Nouvelle gouvernance

Le 22 février, le Parlement de Kiev, la Rada, destitue le président Ianoukovitch, légalement élu. L'UE laisse faire. Le 23 février, la Rada abolit le statut officiel de la langue russe dans l'est de l'Ukraine. L'UE laisse faire. Le 16 mars, la presqu'île de Crimée, russe depuis 1783, à majorité russophone - rattachée à l'Ukraine par un simple décret de Kroutchev en 1954 - où la Russie possède un contrat de location pour la base de Sébastopol, demande par référendum à être rattachée à la Fédération de Russie. Cette fois, il semble bien que ce soit la guerre, mais une guerre sans nom et sans pratiquement d'images.

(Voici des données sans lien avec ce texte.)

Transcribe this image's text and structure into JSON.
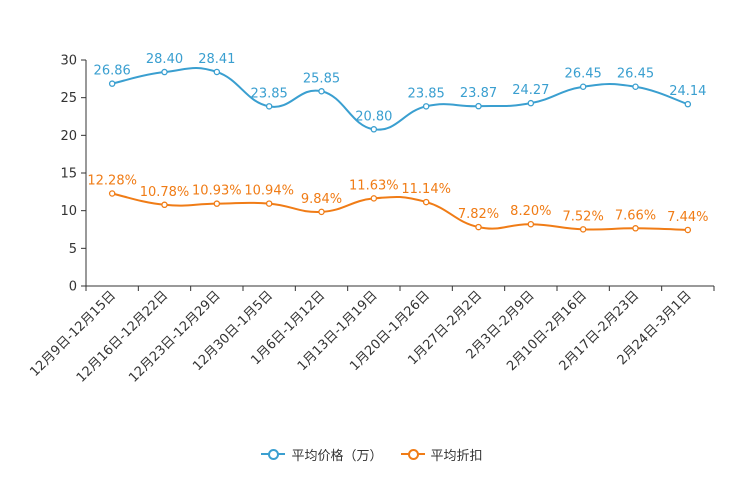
{
  "chart_data": {
    "type": "line",
    "categories": [
      "12月9日-12月15日",
      "12月16日-12月22日",
      "12月23日-12月29日",
      "12月30日-1月5日",
      "1月6日-1月12日",
      "1月13日-1月19日",
      "1月20日-1月26日",
      "1月27日-2月2日",
      "2月3日-2月9日",
      "2月10日-2月16日",
      "2月17日-2月23日",
      "2月24日-3月1日"
    ],
    "yticks": [
      "0",
      "5",
      "10",
      "15",
      "20",
      "25",
      "30"
    ],
    "ylim": [
      0,
      30
    ],
    "series": [
      {
        "name": "平均价格（万）",
        "color": "#3a9fd0",
        "values": [
          26.86,
          28.4,
          28.41,
          23.85,
          25.85,
          20.8,
          23.85,
          23.87,
          24.27,
          26.45,
          26.45,
          24.14
        ],
        "labels": [
          "26.86",
          "28.40",
          "28.41",
          "23.85",
          "25.85",
          "20.80",
          "23.85",
          "23.87",
          "24.27",
          "26.45",
          "26.45",
          "24.14"
        ]
      },
      {
        "name": "平均折扣",
        "color": "#f07c16",
        "values": [
          12.28,
          10.78,
          10.93,
          10.94,
          9.84,
          11.63,
          11.14,
          7.82,
          8.2,
          7.52,
          7.66,
          7.44
        ],
        "labels": [
          "12.28%",
          "10.78%",
          "10.93%",
          "10.94%",
          "9.84%",
          "11.63%",
          "11.14%",
          "7.82%",
          "8.20%",
          "7.52%",
          "7.66%",
          "7.44%"
        ]
      }
    ],
    "legend_position": "bottom-center"
  }
}
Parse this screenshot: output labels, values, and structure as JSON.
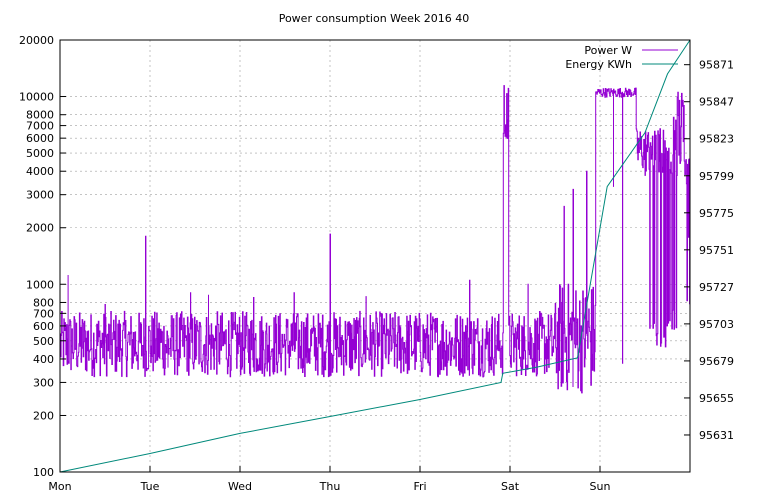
{
  "chart_data": {
    "type": "line",
    "title": "Power consumption Week 2016 40",
    "xlabel": "",
    "ylabel": "",
    "x_categories": [
      "Mon",
      "Tue",
      "Wed",
      "Thu",
      "Fri",
      "Sat",
      "Sun"
    ],
    "x_range_days": [
      0,
      7
    ],
    "y_left": {
      "scale": "log",
      "range": [
        100,
        20000
      ],
      "tick_values": [
        100,
        200,
        300,
        400,
        500,
        600,
        700,
        800,
        1000,
        2000,
        3000,
        4000,
        5000,
        6000,
        7000,
        8000,
        10000,
        20000
      ],
      "tick_labels": [
        "100",
        "200",
        "300",
        "400",
        "500",
        "600",
        "700",
        "800",
        "1000",
        "2000",
        "3000",
        "4000",
        "5000",
        "6000",
        "7000",
        "8000",
        "10000",
        "20000"
      ]
    },
    "y_right": {
      "scale": "linear",
      "range": [
        95607,
        95887
      ],
      "tick_values": [
        95631,
        95655,
        95679,
        95703,
        95727,
        95751,
        95775,
        95799,
        95823,
        95847,
        95871
      ],
      "tick_labels": [
        "95631",
        "95655",
        "95679",
        "95703",
        "95727",
        "95751",
        "95775",
        "95799",
        "95823",
        "95847",
        "95871"
      ]
    },
    "grid": true,
    "legend_position": "top-right",
    "series": [
      {
        "name": "Power W",
        "axis": "left",
        "color": "#9400d3",
        "spikes": [
          {
            "x": 0.09,
            "y": 1120
          },
          {
            "x": 0.5,
            "y": 780
          },
          {
            "x": 0.95,
            "y": 1800
          },
          {
            "x": 1.45,
            "y": 900
          },
          {
            "x": 1.65,
            "y": 880
          },
          {
            "x": 2.15,
            "y": 850
          },
          {
            "x": 2.6,
            "y": 900
          },
          {
            "x": 3.0,
            "y": 1850
          },
          {
            "x": 3.4,
            "y": 860
          },
          {
            "x": 4.55,
            "y": 1050
          },
          {
            "x": 5.2,
            "y": 1000
          },
          {
            "x": 5.6,
            "y": 2600
          },
          {
            "x": 5.7,
            "y": 3200
          },
          {
            "x": 5.85,
            "y": 4000
          },
          {
            "x": 6.15,
            "y": 3300
          },
          {
            "x": 6.5,
            "y": 3800
          }
        ],
        "dips": [
          {
            "x": 0.3,
            "y": 350
          },
          {
            "x": 1.2,
            "y": 360
          },
          {
            "x": 2.3,
            "y": 345
          },
          {
            "x": 3.25,
            "y": 355
          },
          {
            "x": 4.1,
            "y": 370
          },
          {
            "x": 5.15,
            "y": 400
          },
          {
            "x": 6.25,
            "y": 380
          }
        ]
      },
      {
        "name": "Energy KWh",
        "axis": "right",
        "color": "#00897b",
        "points": [
          [
            0.0,
            95607
          ],
          [
            1.0,
            95619
          ],
          [
            2.0,
            95632
          ],
          [
            3.0,
            95643
          ],
          [
            4.0,
            95654
          ],
          [
            4.9,
            95665
          ],
          [
            4.92,
            95671
          ],
          [
            5.3,
            95675
          ],
          [
            5.75,
            95681
          ],
          [
            6.08,
            95792
          ],
          [
            6.5,
            95827
          ],
          [
            6.75,
            95865
          ],
          [
            7.0,
            95887
          ]
        ]
      }
    ]
  }
}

La communauté internationale accusera Poutine de déstabiliser la région. Pour preuve ce crash d'un Boeing de la Malaysian Airlines réputé abattu par un missile avec 298 personnes à bord dont 193 Néerlandais. Mais l'enquête est au point mort et plus personne, même pas le gouvernement néerlandais, n'en parle encore. Et voilà qu'aujourd'hui, après avoir annoncé que les forces ukrainiennes avaient réduit les bastions séparatistes de Donetsk et Louhansk, on nous dit que la situation a complètement changé, les Ukrainiens confirmant la perte de plusieurs villes comme Novoazovsk sur la côte de la mer d'Azov. Des positions, nous dit-on, ont même été abandonnées précipitamment, avec armes et matériel.
Et si les sanctions ne marchaient pas ?

C'est la panique à Kiev : le gouvernement déclare attendre «une aide pratique» et des «décisions cruciales» de l'OTAN. À ce stade les Occidentaux, Obama et Merkel en tête, n'ont que leurs menaces de sanctions à opposer à un Poutine qui n'a pas peur de faire «monter les enchères en plaçant l'Europe devant un dilemme : soutenir le fardeau de l'Ukraine ou sacrifier le pays afin de préserver la sécurité des Vingt-Huit, qui est déjà ébranlée. Et à ce jour le président russe compte bien gagner», ainsi que l'explique l'analyste Maria Lipman citée par le Figaro.
Maria Lipman


Mais déjà Barack Obama et Angela Merkel semblent lui donner raison puisqu'ils ont affirmé : «Oui à une pression accrue, non à une intervention militaire.»